Resolution suffered a single torpedo hit and was left drifting and helpless in September 1940. This strike was in the widest part of the anti-torpedo blister, and not in way of the propeller shafts like the Pennsylvania, giving Resolution little excuse for having to be towed to port.

These are BBs being put out of action by prehistoric cruise missiles and single hits from WWII-era torpedos. While the Iowa-class BBs are admittedly a much better designed BB than any of those mentioned, the threat has also seen a much larger upgrade.

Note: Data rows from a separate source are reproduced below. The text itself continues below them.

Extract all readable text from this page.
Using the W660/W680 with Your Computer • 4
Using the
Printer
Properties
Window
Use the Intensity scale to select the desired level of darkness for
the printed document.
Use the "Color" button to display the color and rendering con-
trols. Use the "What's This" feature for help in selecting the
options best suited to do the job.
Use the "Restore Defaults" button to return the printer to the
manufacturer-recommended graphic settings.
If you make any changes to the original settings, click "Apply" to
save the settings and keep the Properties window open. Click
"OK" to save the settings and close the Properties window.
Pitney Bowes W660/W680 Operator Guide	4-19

This is what modern torpedoes do to surface vessels.
 
May I point out two things? One, the armor belt of the BB is approx 16 inches of cold rolled steel, not a hybrid like M1 Abrams armor, or anything special, just a huge chunk of 75 year old steel. I don't know what the penetration of a modern missile would be against such a belt, except for one other thing - are there not several anti ship missiles that use pop-up kill strategy? I could indeed see a wave of missles out to kill the single most impressive target afloat, for both battle usefullness, and propaganda.
I love the old battlewagons, but perhaps it would behoove us to design and build a new type of BB, BC, or such.
 
In one of the night naval battle around Guadalcanal the USS South Dakota lost power and was illuminated and pummelled by 5 Japanese ships. She was struck 27 times by various caliber naval rifles including 14 inch shells from the Kirishima. She still had working radar after this raking and none of her armor was breached, although her fire directors and radios were out.

The South Dakota was an earlier class than the Iowa and you can expect her survivability to be greater since she benefitted from lessons learned in the earlier days of the war. Those 14 inch shells weight over 1100 pounds and were armor piercing, something they don't make missiles with. In the battle of Leyte Gulf the Japanese battleship Kongo's 14 inch shells perforated the destroyer USS Hoel and passed through without exploding.

Another destroyer the USS Aaron Ward survived 10 (!?!? :what: ) kamikaze hits during the invasion of Okinawa. I think our BBs could probably survive more, for those who are equating a missile with a kamikaze.

And the pictures of the DD used for a target may be a class that has an aluminum alloy superstructure. The command tower on the Massachusetts is over 12 inches thick of armor. She's the same class as the South Dakota so again, the Iowas are probably different. I don't think anything short of a bunker busting bomb is going to penetrate that.